Finding Answers in Thought Matters: Revisiting Evaluation on Large Language Models with Reasoning
This addresses the need for more reliable evaluation methods in AI research, particularly for reasoning models, though it is incremental as it builds on existing extraction techniques.
The paper tackles the problem of evaluating large language models (LLMs) in reasoning tasks by showing that answer extraction algorithms significantly affect performance and answer distributions, and proposes an Answer Regeneration framework that improves robustness and performance across math and open-ended QA tasks.
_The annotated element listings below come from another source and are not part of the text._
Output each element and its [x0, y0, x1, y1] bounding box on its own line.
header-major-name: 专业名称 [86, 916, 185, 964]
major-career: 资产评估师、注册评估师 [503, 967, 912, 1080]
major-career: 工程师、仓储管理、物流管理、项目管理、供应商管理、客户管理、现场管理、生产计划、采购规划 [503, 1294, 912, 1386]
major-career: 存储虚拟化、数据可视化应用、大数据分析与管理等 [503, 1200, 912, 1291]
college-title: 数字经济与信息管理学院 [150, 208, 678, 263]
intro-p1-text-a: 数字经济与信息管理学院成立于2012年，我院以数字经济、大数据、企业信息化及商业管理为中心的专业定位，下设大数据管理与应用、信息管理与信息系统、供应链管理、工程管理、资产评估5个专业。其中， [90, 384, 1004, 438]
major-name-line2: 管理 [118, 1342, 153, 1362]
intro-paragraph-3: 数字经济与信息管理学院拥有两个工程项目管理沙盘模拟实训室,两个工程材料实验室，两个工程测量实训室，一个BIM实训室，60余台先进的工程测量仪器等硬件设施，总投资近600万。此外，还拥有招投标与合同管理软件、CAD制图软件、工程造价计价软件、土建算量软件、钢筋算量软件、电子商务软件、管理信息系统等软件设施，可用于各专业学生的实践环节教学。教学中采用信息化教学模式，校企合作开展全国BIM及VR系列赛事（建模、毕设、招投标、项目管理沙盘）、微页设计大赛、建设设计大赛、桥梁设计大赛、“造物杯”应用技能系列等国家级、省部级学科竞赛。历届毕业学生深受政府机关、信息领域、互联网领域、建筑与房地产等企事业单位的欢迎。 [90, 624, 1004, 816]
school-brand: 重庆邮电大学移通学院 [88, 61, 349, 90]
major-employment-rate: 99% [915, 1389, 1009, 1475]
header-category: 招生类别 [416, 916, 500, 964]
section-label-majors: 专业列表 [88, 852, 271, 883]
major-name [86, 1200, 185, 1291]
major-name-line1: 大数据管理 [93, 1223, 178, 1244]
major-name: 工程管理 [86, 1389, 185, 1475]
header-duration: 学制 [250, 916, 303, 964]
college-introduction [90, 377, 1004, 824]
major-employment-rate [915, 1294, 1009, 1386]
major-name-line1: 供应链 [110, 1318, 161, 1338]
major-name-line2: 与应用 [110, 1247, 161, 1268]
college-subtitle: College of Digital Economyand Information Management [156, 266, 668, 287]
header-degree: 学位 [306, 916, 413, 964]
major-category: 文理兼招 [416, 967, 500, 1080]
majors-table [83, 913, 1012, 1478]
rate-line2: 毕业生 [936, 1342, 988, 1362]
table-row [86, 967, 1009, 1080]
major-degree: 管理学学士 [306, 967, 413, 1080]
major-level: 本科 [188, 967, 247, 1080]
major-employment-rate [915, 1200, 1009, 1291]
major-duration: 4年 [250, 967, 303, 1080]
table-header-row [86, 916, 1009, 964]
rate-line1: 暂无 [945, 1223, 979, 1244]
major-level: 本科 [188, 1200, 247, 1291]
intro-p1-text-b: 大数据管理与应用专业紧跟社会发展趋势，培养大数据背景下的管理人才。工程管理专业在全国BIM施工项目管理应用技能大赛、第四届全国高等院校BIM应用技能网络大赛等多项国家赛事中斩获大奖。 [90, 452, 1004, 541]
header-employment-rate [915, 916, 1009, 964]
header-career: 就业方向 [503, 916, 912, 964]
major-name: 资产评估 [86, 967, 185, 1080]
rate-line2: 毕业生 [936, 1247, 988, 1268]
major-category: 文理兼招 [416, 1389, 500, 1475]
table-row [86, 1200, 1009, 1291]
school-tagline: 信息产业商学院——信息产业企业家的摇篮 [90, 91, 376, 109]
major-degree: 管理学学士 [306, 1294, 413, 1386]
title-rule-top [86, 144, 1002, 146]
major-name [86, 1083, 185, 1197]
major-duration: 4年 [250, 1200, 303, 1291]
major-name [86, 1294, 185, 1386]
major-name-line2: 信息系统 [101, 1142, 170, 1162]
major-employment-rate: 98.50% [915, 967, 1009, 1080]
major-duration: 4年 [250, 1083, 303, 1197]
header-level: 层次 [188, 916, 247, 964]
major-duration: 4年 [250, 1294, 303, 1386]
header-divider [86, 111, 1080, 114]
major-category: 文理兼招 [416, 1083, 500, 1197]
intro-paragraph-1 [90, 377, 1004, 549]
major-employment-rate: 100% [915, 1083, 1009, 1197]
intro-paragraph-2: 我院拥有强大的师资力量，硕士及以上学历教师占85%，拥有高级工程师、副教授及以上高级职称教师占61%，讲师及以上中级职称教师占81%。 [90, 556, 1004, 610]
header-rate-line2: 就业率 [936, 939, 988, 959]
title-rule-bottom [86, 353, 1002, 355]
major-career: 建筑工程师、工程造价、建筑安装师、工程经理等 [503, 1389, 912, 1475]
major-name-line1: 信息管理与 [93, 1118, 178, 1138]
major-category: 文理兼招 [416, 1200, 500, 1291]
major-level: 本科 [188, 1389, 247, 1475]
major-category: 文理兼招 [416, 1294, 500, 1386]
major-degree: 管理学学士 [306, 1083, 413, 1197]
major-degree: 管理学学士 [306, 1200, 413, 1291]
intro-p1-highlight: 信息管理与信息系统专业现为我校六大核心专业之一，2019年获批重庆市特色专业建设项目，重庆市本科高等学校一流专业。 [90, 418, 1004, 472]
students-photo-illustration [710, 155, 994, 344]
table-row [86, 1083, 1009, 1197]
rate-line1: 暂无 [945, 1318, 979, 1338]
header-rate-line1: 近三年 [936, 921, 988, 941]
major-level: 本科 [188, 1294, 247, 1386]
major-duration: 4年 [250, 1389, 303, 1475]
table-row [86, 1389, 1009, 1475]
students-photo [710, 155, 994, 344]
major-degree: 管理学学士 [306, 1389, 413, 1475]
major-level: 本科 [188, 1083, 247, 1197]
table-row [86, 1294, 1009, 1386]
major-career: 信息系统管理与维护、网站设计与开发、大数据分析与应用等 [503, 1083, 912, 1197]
Evaluating generative models, such as large language models (LLMs), commonly involves question-answering tasks where the final answer is selected based on probability of answer choices. On the other hand, for models requiring reasoning, the method of answer extraction plays a critical role. Our research reveals that the performance of reasoning models and their final answer distributions are highly sensitive to the answer extraction algorithm employed. In order to mitigate this, we propose a basic framework: Answer Regeneration. The method uses an additional model inference, providing the prior input and output prefaced by the prompt "Answer:". The final answer is then selected or extracted from the regenerated output. We show that this extraction-rule-agnostic approach exhibits improved performance and enhanced robustness. Furthermore, we have applied this framework to general math problems and open-ended question answering tasks. Our analysis and this framework could offer a more reliable results for model evaluation.